Continuous function satisfying $f\left( {2{x^2} - 1} \right) = \left( {{x^3} + x} \right)f\left( x \right)$ If $f\colon\left[ { - 1,1} \right] \to \mathbb R$ be continuous function satisfying $f\left( {2{x^2} - 1} \right) = \left( {{x^3} + x} \right)f\left( x \right)$, then $\mathop {\lim }\limits_{x \to 0} \frac{{f\left( {\cos x} \right)}}{{\sin x}}$ is _______.
My solution is as follow
$x = \cos \left( {\frac{\theta }{2}} \right)$
$f\left( {2{{\cos }^2}\left( {\frac{\theta }{2}} \right) - 1} \right) = \left( {{{\cos }^3}\left( {\frac{\theta }{2}} \right) + \cos \left( {\frac{\theta }{2}} \right)} \right)f\left( {\cos \left( {\frac{\theta }{2}} \right)} \right)$
$\frac{{f\left( {\cos \theta } \right)}}{{\sin \theta }} = \frac{{\left( {{{\cos }^3}\left( {\frac{\theta }{2}} \right) + \cos \left( {\frac{\theta }{2}} \right)} \right)}}{{2\sin \left( {\frac{\theta }{2}} \right)\cos \left( {\frac{\theta }{2}} \right)}}f\left( {\cos \left( {\frac{\theta }{2}} \right)} \right)$
$\frac{{f\left( {\cos \theta } \right)}}{{\sin \theta }} = \frac{{\left( {{{\cos }^2}\left( {\frac{\theta }{2}} \right) + 1} \right)}}{{2\sin \left( {\frac{\theta }{2}} \right)}}f\left( {\cos \left( {\frac{\theta }{2}} \right)} \right)$
How do I proceed from here
 A: First we note that $f$ is odd.

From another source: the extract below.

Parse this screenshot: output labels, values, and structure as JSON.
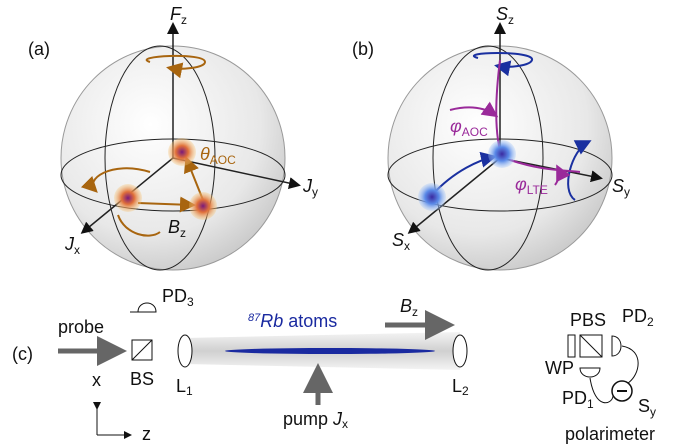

The left hand side $f(2x^2-1)$ is even, and the factor $x^3+x$ in the right hand side is odd, so the other factor in the right hand side, $f(x),$ must also be odd. This implies that $f(0)=0.$
Taking $x=\sin\theta$ gives
$$
f(2\sin^2\theta - 1) = \sin\theta(\sin^2\theta+1) f(\sin\theta)
$$
so
$$
\frac{f(\cos 2\theta)}{\sin 2\theta}
= \frac{f(-(2\sin^2\theta - 1))}{2 \sin\theta \cos\theta}
= \frac{-\sin\theta(\sin^2\theta+1) f(\sin\theta)}{2 \sin\theta \cos\theta} \\
= -\frac{(\sin^2\theta+1) f(\sin\theta)}{2 \cos\theta}
\to -\frac{(0^2+1) f(0)}{2\cdot 1}
= 0
$$
as $\theta\to 0.$
A: Notice that $f(1)=0$. Since the function is continuous, $\lim_{x\to1}f(x)=0$

Also, $4xf'(2x^2-1)=(x^3+x)f'(x)+f(x)(3x^2+1)\implies f'(1)=\lim_{\theta\to0}f'(\cos(\theta/2))=0$

Now
$$\lim_{\theta\to0}\frac{{f\left( {\cos \theta } \right)}}{{\sin \theta }} =\lim_{\theta\to0} \frac{{\left( {{{\cos }^2}\left( {\frac{\theta }{2}} \right) + 1} \right)}}{{2\sin \left( {\frac{\theta }{2}} \right)}}f\left( {\cos \left( {\frac{\theta }{2}} \right)} \right)=\frac00$$
since $\lim_{\theta\to0}f(\cos(\theta/2))=\lim_{x\to1}f(x)=0$
Therefore by L'Hopital's
$$\lim_{\theta\to0}\frac{{f\left( {\cos \theta } \right)}}{{\sin \theta }} =\lim_{\theta\to0} \frac{{\left(\left( {{{\cos }^2}\left( {\frac{\theta }{2}} \right) + 1} \right)f\left( {\cos \left( {\frac{\theta }{2}} \right)} \right)\right)'}}{{\left(2\sin \left( {\frac{\theta }{2}} \right)\right)'}}=\lim_{\theta\to0} \frac{{\left( {{{\cos }^2}\left( {\frac{\theta }{2}} \right) + 1} \right)f'\left( {\cos \left( {\frac{\theta }{2}} \right)} \right)}\frac{\sin(\theta/2)}{2}+f(\cos(\theta/2))\cos(\theta/2)\sin(\theta/2)}{{\cos \left( {\frac{\theta }{2}} \right)}}=??$$